Les résultats sont très encourageants, même si l’aménagement, qui aura coûté 4,5 milliards d’euros et créé 3500 emplois dans la Ruhr, ne sera achevé qu’en 2020. Gardanne a investi de son côté 5 millions d’euros en 25 ans pour aménager dix bassins de rétention pour prévenir les inondations. Roger Meï rappelle aussi que « Gardanne s’inscrit pleinement dans la transition énergétique avec le biogaz, le photovoltaïque et les études en cours sur la géothermie, le tout dans le cadre d’une économie sociale et solidaire. »

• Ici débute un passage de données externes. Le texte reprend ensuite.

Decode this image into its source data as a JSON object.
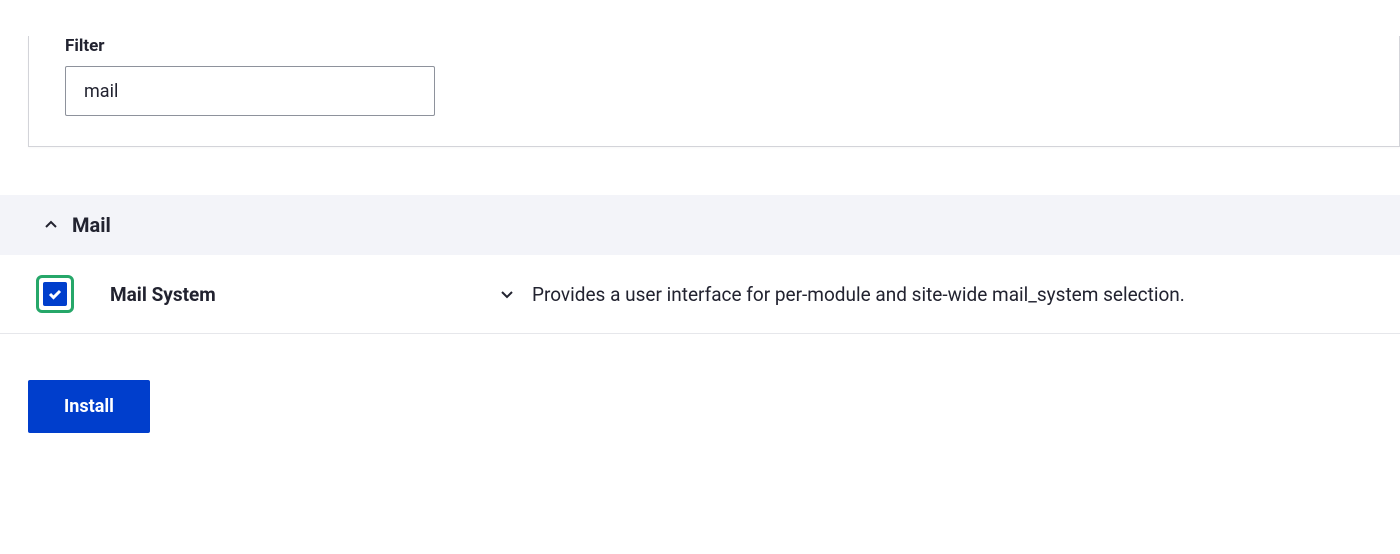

Pour autant, tout ne va pas pour le mieux dans le meilleur des mondes : ainsi, si le bassin de l’Emscher change de visage, les emplois industriels de la Ruhr ont été en grande partie détruits depuis une trentaine d’années, et la plus grosse aciérie d’Europe a été démantelée et vendue aux Chinois. Ce qui interroge Claude Jorda, conseiller départemental de Gardanne : « Est-ce qu’au final on n’a pas déplacé le problème ailleurs sans le résoudre ? À Gardanne, si l’usine Alteo ferme et va s’installer en Roumanie, on n’aura rien gagné. L’objectif est de pousser l’usine à dépolluer, pas à arrêter son activité. » D’autant que, comme le remarque Luc Foulquier, ingénieur et chercheur en écologie, « En Allemagne, les industriels pollueurs ont-ils payé ? »

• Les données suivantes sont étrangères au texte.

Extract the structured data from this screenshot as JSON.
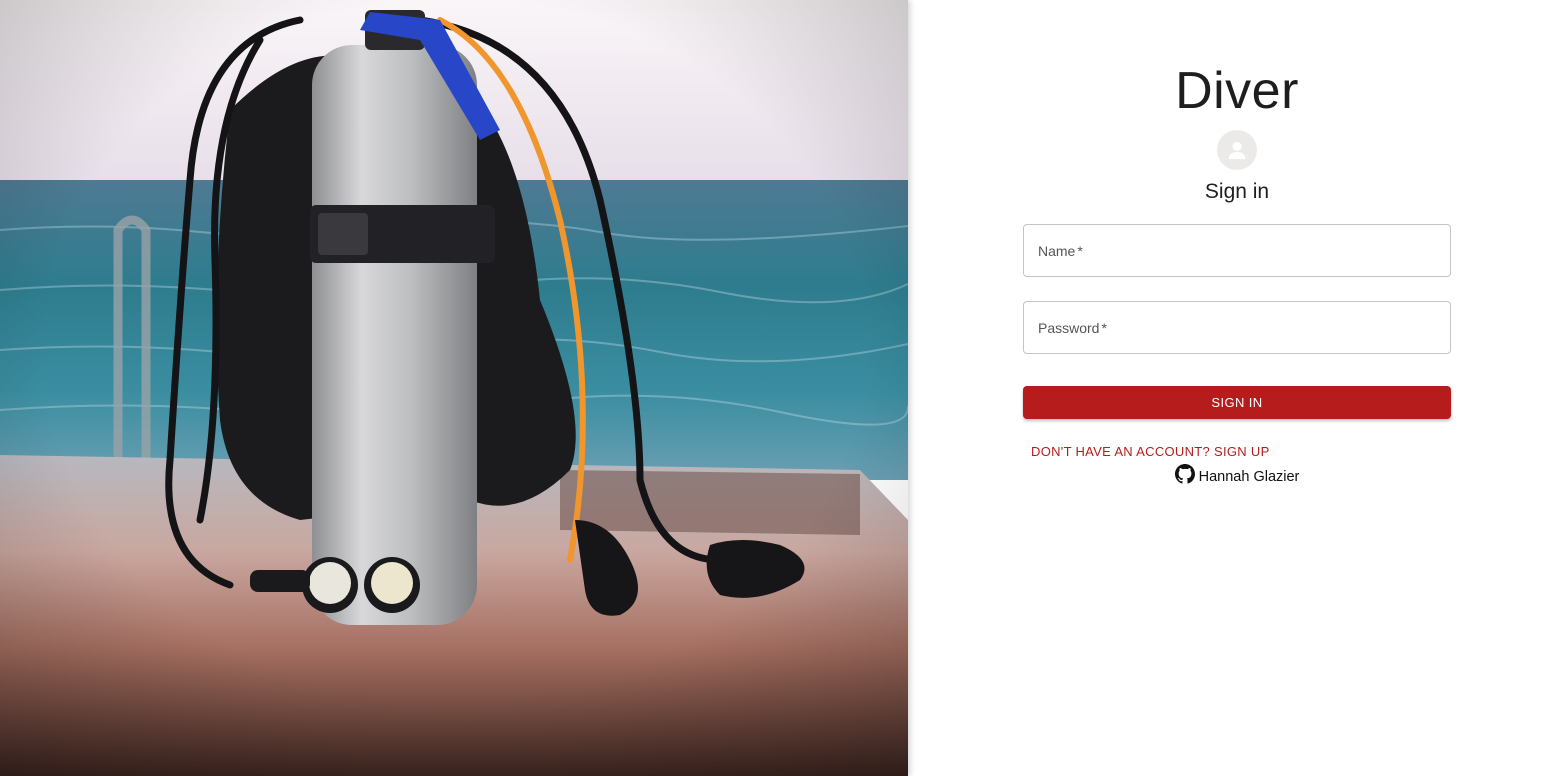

On se doute de la réponse. L’industrie minière allemande, via une fondation, a contribué à une partie du financement, notamment le traitement des eaux usées, mais pas pour réaménager la rivière. De tels investissements seraient-ils possibles en France ? La Cop 21 (conférence sur le climat) qui aura lieu à Paris en décembre pourrait en tout cas s’inspirer de cette initiative.